Hey, what’s going on at LinkedIn?

It’s easy to mock LinkedIn for its “hustle culture” posts and toxic corporate positivity, but that’s exactly what’s making the company a lot of money.

What happened: LinkedIn has started testing a paid tier for small businesses called Premium Company Page. For US$99 a month (or $839.88 annually), companies can get help from AI to write their posts, plus features to build follower counts and track engagement.

Why it matters: LinkedIn has evolved from a website for job hunting and often-cringey thought leadership to a platform with more than one billion users. And now it’s not just trying to bring in more people, but giving users more reasons to pay for premium memberships.

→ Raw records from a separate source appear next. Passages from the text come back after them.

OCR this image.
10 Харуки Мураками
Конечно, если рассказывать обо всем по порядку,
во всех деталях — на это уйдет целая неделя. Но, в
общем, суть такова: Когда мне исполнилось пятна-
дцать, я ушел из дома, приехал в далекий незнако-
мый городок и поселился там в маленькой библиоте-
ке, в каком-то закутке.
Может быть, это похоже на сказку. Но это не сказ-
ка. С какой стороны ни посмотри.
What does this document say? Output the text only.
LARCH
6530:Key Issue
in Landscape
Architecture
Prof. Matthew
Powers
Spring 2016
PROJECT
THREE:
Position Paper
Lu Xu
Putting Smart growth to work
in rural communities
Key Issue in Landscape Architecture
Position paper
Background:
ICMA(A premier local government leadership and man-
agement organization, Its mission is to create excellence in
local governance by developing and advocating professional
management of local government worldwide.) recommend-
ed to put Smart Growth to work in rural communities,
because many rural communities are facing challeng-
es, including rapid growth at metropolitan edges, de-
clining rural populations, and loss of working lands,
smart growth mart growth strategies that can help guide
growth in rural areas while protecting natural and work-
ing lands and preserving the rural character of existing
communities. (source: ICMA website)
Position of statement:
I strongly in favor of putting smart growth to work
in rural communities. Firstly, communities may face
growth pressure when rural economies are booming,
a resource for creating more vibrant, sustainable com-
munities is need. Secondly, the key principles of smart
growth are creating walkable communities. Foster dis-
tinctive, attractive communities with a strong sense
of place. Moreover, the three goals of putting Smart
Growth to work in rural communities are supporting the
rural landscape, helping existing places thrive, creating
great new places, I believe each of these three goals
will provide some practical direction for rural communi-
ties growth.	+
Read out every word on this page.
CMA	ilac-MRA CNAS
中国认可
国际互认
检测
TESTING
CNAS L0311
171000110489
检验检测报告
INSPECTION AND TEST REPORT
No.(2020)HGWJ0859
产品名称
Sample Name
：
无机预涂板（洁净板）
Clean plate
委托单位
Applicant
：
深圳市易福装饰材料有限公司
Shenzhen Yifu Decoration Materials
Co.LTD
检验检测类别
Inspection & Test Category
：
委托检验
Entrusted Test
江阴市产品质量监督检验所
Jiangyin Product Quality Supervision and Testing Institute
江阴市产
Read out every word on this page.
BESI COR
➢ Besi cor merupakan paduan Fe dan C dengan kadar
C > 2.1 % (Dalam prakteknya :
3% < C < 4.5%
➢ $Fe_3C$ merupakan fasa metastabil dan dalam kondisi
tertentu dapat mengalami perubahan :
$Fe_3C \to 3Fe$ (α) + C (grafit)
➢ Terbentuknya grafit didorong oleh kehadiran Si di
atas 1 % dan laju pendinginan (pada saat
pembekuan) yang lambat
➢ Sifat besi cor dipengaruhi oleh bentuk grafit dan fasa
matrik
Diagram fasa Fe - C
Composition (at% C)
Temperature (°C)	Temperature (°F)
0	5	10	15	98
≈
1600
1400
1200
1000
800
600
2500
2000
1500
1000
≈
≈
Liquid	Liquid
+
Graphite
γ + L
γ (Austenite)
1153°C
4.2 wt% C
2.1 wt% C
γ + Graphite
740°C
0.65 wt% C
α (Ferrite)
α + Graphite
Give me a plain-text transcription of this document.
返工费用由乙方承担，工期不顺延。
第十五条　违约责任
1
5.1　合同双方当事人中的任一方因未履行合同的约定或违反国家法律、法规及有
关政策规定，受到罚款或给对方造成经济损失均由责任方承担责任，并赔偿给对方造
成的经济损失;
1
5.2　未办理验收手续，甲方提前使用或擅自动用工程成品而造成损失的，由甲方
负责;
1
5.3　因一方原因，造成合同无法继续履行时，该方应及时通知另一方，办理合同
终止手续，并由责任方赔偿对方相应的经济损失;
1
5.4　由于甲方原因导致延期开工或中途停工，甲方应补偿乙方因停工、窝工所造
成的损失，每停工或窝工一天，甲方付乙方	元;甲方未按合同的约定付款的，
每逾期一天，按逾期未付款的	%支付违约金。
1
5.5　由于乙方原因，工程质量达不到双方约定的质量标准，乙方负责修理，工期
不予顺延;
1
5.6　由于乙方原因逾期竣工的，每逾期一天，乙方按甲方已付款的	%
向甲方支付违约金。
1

  • Until recently, LinkedIn Premium was a pretty niche proposition for specific users, like recruiters, job seekers, or people generating sales leads.
  • Now, revenue from memberships tops US$1.7 billion annually. That’s less than half of what it’s estimated to make from advertising, but growing more than twice as fast.

Zoom out: People across sectors are looking for new online communities after fleeing X, but they haven’t coalesced on alternatives like Threads or Bluesky. TikTok hosts lots of business and work content, but it also has a higher risk of bad takes getting dunked on by Gen Z. LinkedIn — with its built-in positivity and corporate focus — seems like an obvious home.